Depois de mais algum tempo, o sábio finalmente concluiu que não havia mais nenhum mentecapto em Itaguaí, e que única deformidade digna de estudos só poderia estar naquele indivíduo que fosse absoluta e perfeitamente equilibrado, exemplar do qual Simão Bacamarte só conhecia um espécime: ele mesmo. Assim, o sábio recolhe-se solitário em seu próprio manicômio, na intenção de estudar a si mesmo até descobrir uma cura adequada.
Machado estabelece em sua novela uma discussão sobre a relevância da ciência na vida do cidadão comum, a partir da iniciativa de um sábio que, da ciência, tudo sabe, mas que não tem absolutamente nenhuma empatia pela vida humana, que classifica com a mesma impessoalidade que dedicaria a um objeto qualquer. A Bacamarte importa apenas a pesquisa, pois ele tem completa convicção da relevância científica, acima de todas as coisas. Logo de saída, Machado nos conta, por exemplo, como Bacamarte selecionou sua própria esposa, considerando principalmente as qualidades físicas adequadas a uma boa procriação. Apesar da lógica perfeita, Bacamarte morreu sem filhos. Deste modo, vemos em "O alienista" a descrença de Machado na ciência e nos cientistas em especial.
Da mesma forma, o autor não economiza na crítica ao sistema governo. Os políticos eleitos comportam-se de forma fisiológica, apoiando ou opondo-se conforme as conveniências de momento. Saem de cena ao primeiro sinal de problemas e aqueles que lhe tomam o lugar, antes muito determinados, mudam imediatamente o discurso, continuando no mesmo modelo fisiológico de seus antecessores.

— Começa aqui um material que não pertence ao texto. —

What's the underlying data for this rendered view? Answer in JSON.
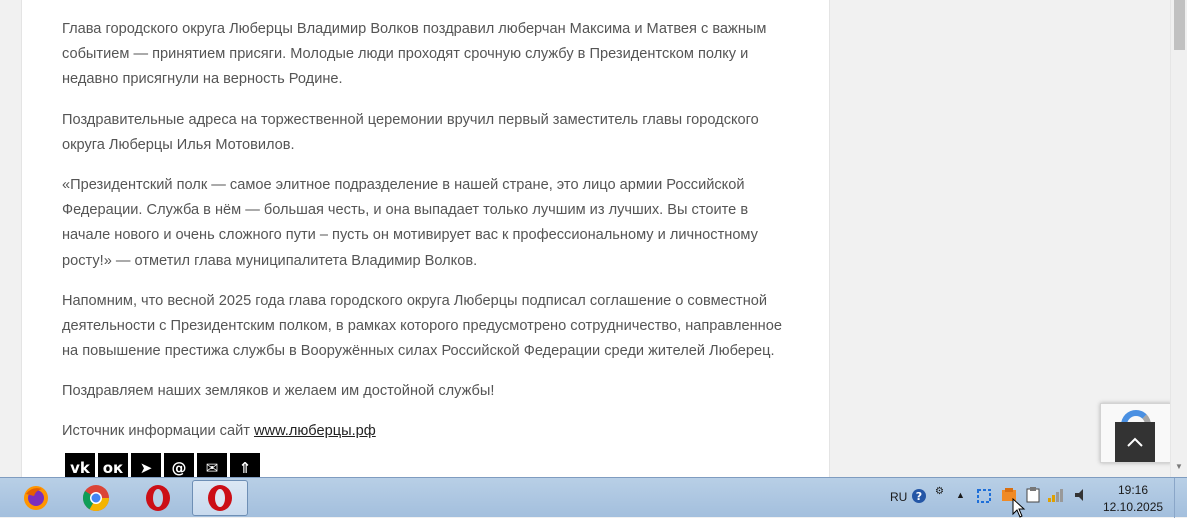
{
  "article": {
    "paragraphs": [
      "Глава городского округа Люберцы Владимир Волков поздравил люберчан Максима и Матвея с важным событием — принятием присяги. Молодые люди проходят срочную службу в Президентском полку и недавно присягнули на верность Родине.",
      "Поздравительные адреса на торжественной церемонии вручил первый заместитель главы городского округа Люберцы Илья Мотовилов.",
      "«Президентский полк — самое элитное подразделение в нашей стране, это лицо армии Российской Федерации. Служба в нём — большая честь, и она выпадает только лучшим из лучших. Вы стоите в начале нового и очень сложного пути – пусть он мотивирует вас к профессиональному и личностному росту!» — отметил глава муниципалитета Владимир Волков.",
      "Напомним, что весной 2025 года глава городского округа Люберцы подписал соглашение о совместной деятельности с Президентским полком, в рамках которого предусмотрено сотрудничество, направленное на повышение престижа службы в Вооружённых силах Российской Федерации среди жителей Люберец.",
      "Поздравляем наших земляков и желаем им достойной службы!"
    ],
    "source_prefix": "Источник информации сайт ",
    "source_link": "www.люберцы.рф",
    "share_buttons": [
      {
        "icon": "vk-icon",
        "glyph": "vk"
      },
      {
        "icon": "odnoklassniki-icon",
        "glyph": "ок"
      },
      {
        "icon": "telegram-icon",
        "glyph": "➤"
      },
      {
        "icon": "mail-ru-icon",
        "glyph": "@"
      },
      {
        "icon": "email-icon",
        "glyph": "✉"
      },
      {
        "icon": "more-share-icon",
        "glyph": "⇑"
      }
    ]
  },
  "taskbar": {
    "apps": [
      {
        "name": "firefox-icon",
        "color": "#e66000"
      },
      {
        "name": "chrome-icon",
        "color": "#4285f4"
      },
      {
        "name": "opera-icon",
        "color": "#cc0f16"
      },
      {
        "name": "opera-icon-active",
        "color": "#cc0f16"
      }
    ],
    "tray": {
      "language": "RU"
    },
    "clock": {
      "time": "19:16",
      "date": "12.10.2025"
    }
  },
  "colors": {
    "text": "#555555",
    "to_top_bg": "#333333",
    "taskbar": "#a3bfdd"
  }
}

Muito espertamente, Machado defendeu-se de possíveis críticas na medida em que estabeleceu que toda a história do manicômio de Bacamarte em Itaguaí aconteceu muito tempo antes, possivelmente no período colonial. Mas está claro que não se trata de um épico: o autor refere-se de fato a gente de seu próprio tempo, que não deixa de ser válido ainda nos nosso dias.
Há hoje uma confiança maior nas boas intenções da ciência devido à presença massiva da tecnologia na vida das pessoas, especialmente nas grandes cidades, mas ainda é escopo importante da ficção científica antecipar os descaminhos de decisões tecnocratas e cientificistas. Neste aspecto, Machado estava sintonizado com o futuro do gênero, enquanto em seu tempo a ficção científica, ainda sem esse nome, era palco de fantasias e aventuras científicas positivistas, e assim continuaria por muito tempo.
Seria um exagero tratar Machado de Assis como um autor de ficção científica, isso ele definitivamente não foi. Seus textos eram muito variados e atendiam públicos diferentes em diversas categorias editoriais. Portanto, não é de se admirar que, em alguns momentos, tenha enviezado por esse gênero ainda nacituro, por simples sorte — ou azar, como devem pensar muitos. Contudo, não há como negar que "O alienista", uma de suas novelas mais conhecidas e características, tenha diversos pontos de contato com a ficção científica. Com certeza, um material que merece ser revisitado pela crítica acadêmica.